Why do I always do this to myself? Just when things seem to be going good, I pull the rug out from under me. I don’t know if it’s because I’m afraid of success–so I pile on an insurmountable load of work onto my shoulders–or because I’m just a glutton for punishment.
Either way, I’ve made the decision to dedicate myself to the life of a student. I’m killing myself for no reason, and fracturing my focus between far too many disparate goals.
It’s going to be hard to face the facts when I talk to my supervisors on Monday, but this is no way for anyone to live.
I need to own up to my one responsibility now: finishing school. Everything else can wait.
I need to rediscover who I used to be. The girl who craved the company of books, who wasn’t running 24/7. I used to spend every lunch hour in high school just reading, reading, reading. The best company was that of books.

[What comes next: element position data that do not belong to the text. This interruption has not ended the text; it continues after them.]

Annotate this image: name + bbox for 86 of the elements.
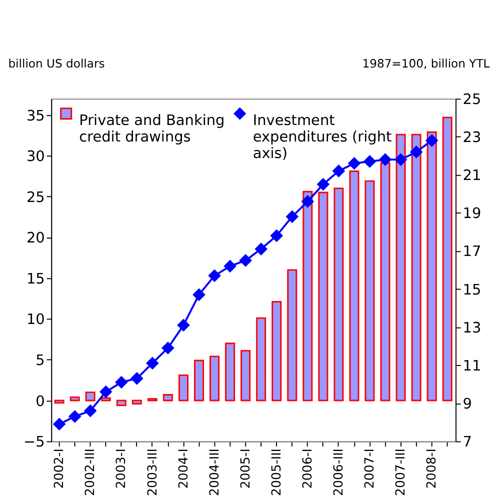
y-tick-label: −5 bbox=[24, 434, 45, 451]
x-tick-label: 2007-I bbox=[362, 448, 377, 489]
x-tick-label: 2005-I bbox=[237, 448, 252, 489]
point bbox=[379, 154, 392, 166]
bar bbox=[396, 134, 406, 402]
point bbox=[270, 230, 283, 242]
bar bbox=[70, 396, 80, 402]
bar bbox=[287, 269, 298, 402]
x-tick-label: 2003-III bbox=[144, 448, 160, 496]
point bbox=[255, 242, 268, 256]
bar bbox=[318, 192, 328, 402]
bar bbox=[302, 190, 313, 402]
bar bbox=[54, 400, 64, 404]
y2-axis-title: 1987=100, billion YTL bbox=[362, 56, 490, 70]
point bbox=[410, 146, 422, 158]
point bbox=[317, 178, 330, 190]
bar bbox=[178, 374, 188, 402]
y-axis-title: billion US dollars bbox=[8, 56, 105, 70]
bar bbox=[426, 131, 437, 402]
point bbox=[224, 260, 236, 272]
y-tick-label: 15 bbox=[26, 271, 45, 288]
y-tick-label: 25 bbox=[26, 190, 45, 206]
bar bbox=[364, 180, 375, 402]
y-tick-label: 20 bbox=[26, 230, 45, 247]
bar bbox=[194, 360, 204, 402]
bar bbox=[380, 162, 390, 402]
x-tick-label: 2008-I bbox=[424, 448, 439, 489]
bar bbox=[85, 392, 96, 402]
point bbox=[208, 270, 221, 282]
point bbox=[394, 154, 407, 166]
y2-tick-label: 15 bbox=[462, 282, 482, 298]
x-tick-label: 2002-III bbox=[82, 448, 98, 496]
bar bbox=[411, 134, 422, 402]
x-tick-label: 2004-III bbox=[206, 448, 222, 496]
bar bbox=[132, 400, 142, 404]
y-tick-label: 10 bbox=[26, 312, 45, 328]
point bbox=[130, 372, 143, 384]
y2-tick-label: 23 bbox=[462, 130, 482, 146]
x-tick-label: 2006-III bbox=[330, 448, 346, 496]
bar bbox=[334, 188, 344, 402]
x-tick-label: 2007-III bbox=[392, 448, 408, 496]
y-tick-label: 0 bbox=[36, 394, 45, 410]
point bbox=[302, 195, 314, 208]
x-tick-label: 2004-I bbox=[175, 448, 190, 489]
y2-tick-label: 21 bbox=[462, 168, 482, 184]
y2-tick-label: 17 bbox=[462, 244, 482, 260]
x-tick-label: 2005-III bbox=[268, 448, 284, 496]
y-tick-label: 30 bbox=[26, 149, 45, 166]
y2-tick-label: 11 bbox=[462, 358, 482, 374]
bar bbox=[100, 397, 111, 402]
y2-tick-label: 19 bbox=[462, 206, 482, 222]
point bbox=[426, 134, 438, 147]
point bbox=[286, 210, 298, 223]
point bbox=[84, 404, 96, 417]
point bbox=[364, 155, 376, 168]
point bbox=[68, 410, 81, 423]
y-tick-label: 35 bbox=[26, 108, 45, 124]
point bbox=[177, 319, 190, 332]
y2-tick-label: 9 bbox=[462, 396, 472, 412]
legend-label: Private and Banking credit drawings bbox=[79, 113, 225, 146]
x-tick-label: 2002-I bbox=[51, 448, 66, 489]
point bbox=[332, 164, 345, 178]
y2-tick-label: 7 bbox=[462, 434, 472, 451]
point bbox=[162, 342, 174, 354]
point bbox=[240, 254, 252, 266]
x-tick-label: 2003-I bbox=[113, 448, 128, 489]
bar bbox=[256, 317, 266, 402]
point bbox=[348, 157, 360, 170]
bar bbox=[349, 170, 360, 402]
point bbox=[100, 386, 112, 398]
y2-tick-label: 25 bbox=[462, 92, 482, 108]
bar bbox=[116, 400, 126, 406]
y-tick-label: 5 bbox=[36, 352, 45, 369]
point bbox=[115, 376, 128, 388]
bar bbox=[225, 342, 236, 402]
point bbox=[192, 288, 206, 301]
y2-tick-label: 13 bbox=[462, 320, 482, 336]
legend-label: Investment expenditures (right axis) bbox=[252, 113, 392, 162]
point bbox=[146, 357, 158, 370]
bar bbox=[442, 116, 452, 402]
bar bbox=[162, 394, 173, 402]
point bbox=[53, 418, 66, 430]
bar bbox=[210, 356, 220, 402]
bar bbox=[240, 350, 251, 402]
bar bbox=[272, 301, 282, 402]
x-tick-label: 2006-I bbox=[300, 448, 315, 489]
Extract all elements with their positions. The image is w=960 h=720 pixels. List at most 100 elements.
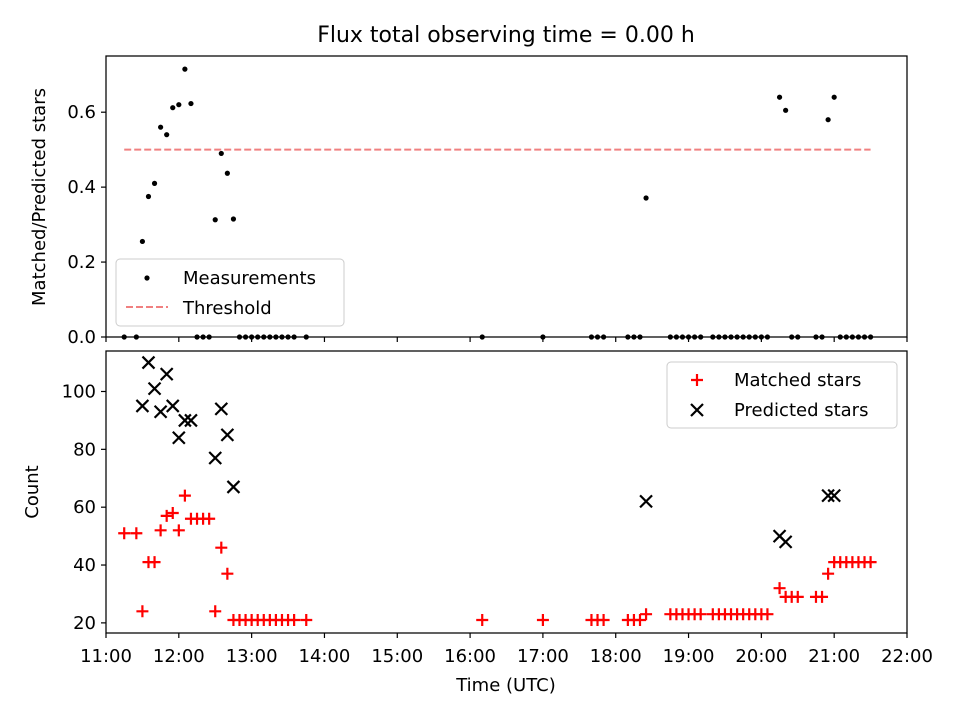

I want to find that girl again, that girl I used to be. There is nothing wrong with being close to people, but people inevitably disappoint and hurt us.
I remember one day, long ago in high school, I ditched the bus and spent all day in a playground reading the final book in the Lord of the Rings trilogy. After I read the last line I closed the book and cried. I cried because I was moved, I cried because I was scared to go to school, I cried because I was awed at what the human mind can produce when motivated.
I need to find that girl again, the one who loved books and not people. The one who cried everyday when she got home because she didn’t think about Allah for one second that day, and curled up with the Quran and read until the pain dulled. The girl who couldn’t sleep until she read the Quran and prayed with all her heart because it was all she had.
I was miserable in high school, but the one thing I knew was that there was only one way out: through the remembrance of God. Nothing else.
When things ameliorated for me and my family, I slowly became cocky and arrogant. I wasn’t alone anymore, I wasn’t miserable anymore. For the first time in my life I was surrounded by other Muslims in college. I slowly lost my connection to seeking solitude, and refuge in the remembrance of God and solace through prayer. My actions migrated from the inward to the outward, because for the first time in my life, my outward life was something I actually looked forward to.
Insha Allah I will find that balance. The balance between my inner spiritual life and my outward life. I can’t cultivate the outside without focusing on the inside.
I know that girl is in here somewhere. I’m gonna find her, insha Allah. She’ll step out into the sunlight, smile, sigh contentedly and murmur, “Well, I’m back.”
Then she’ll pick up a book, curl up, and rediscover the true meaning of solitude.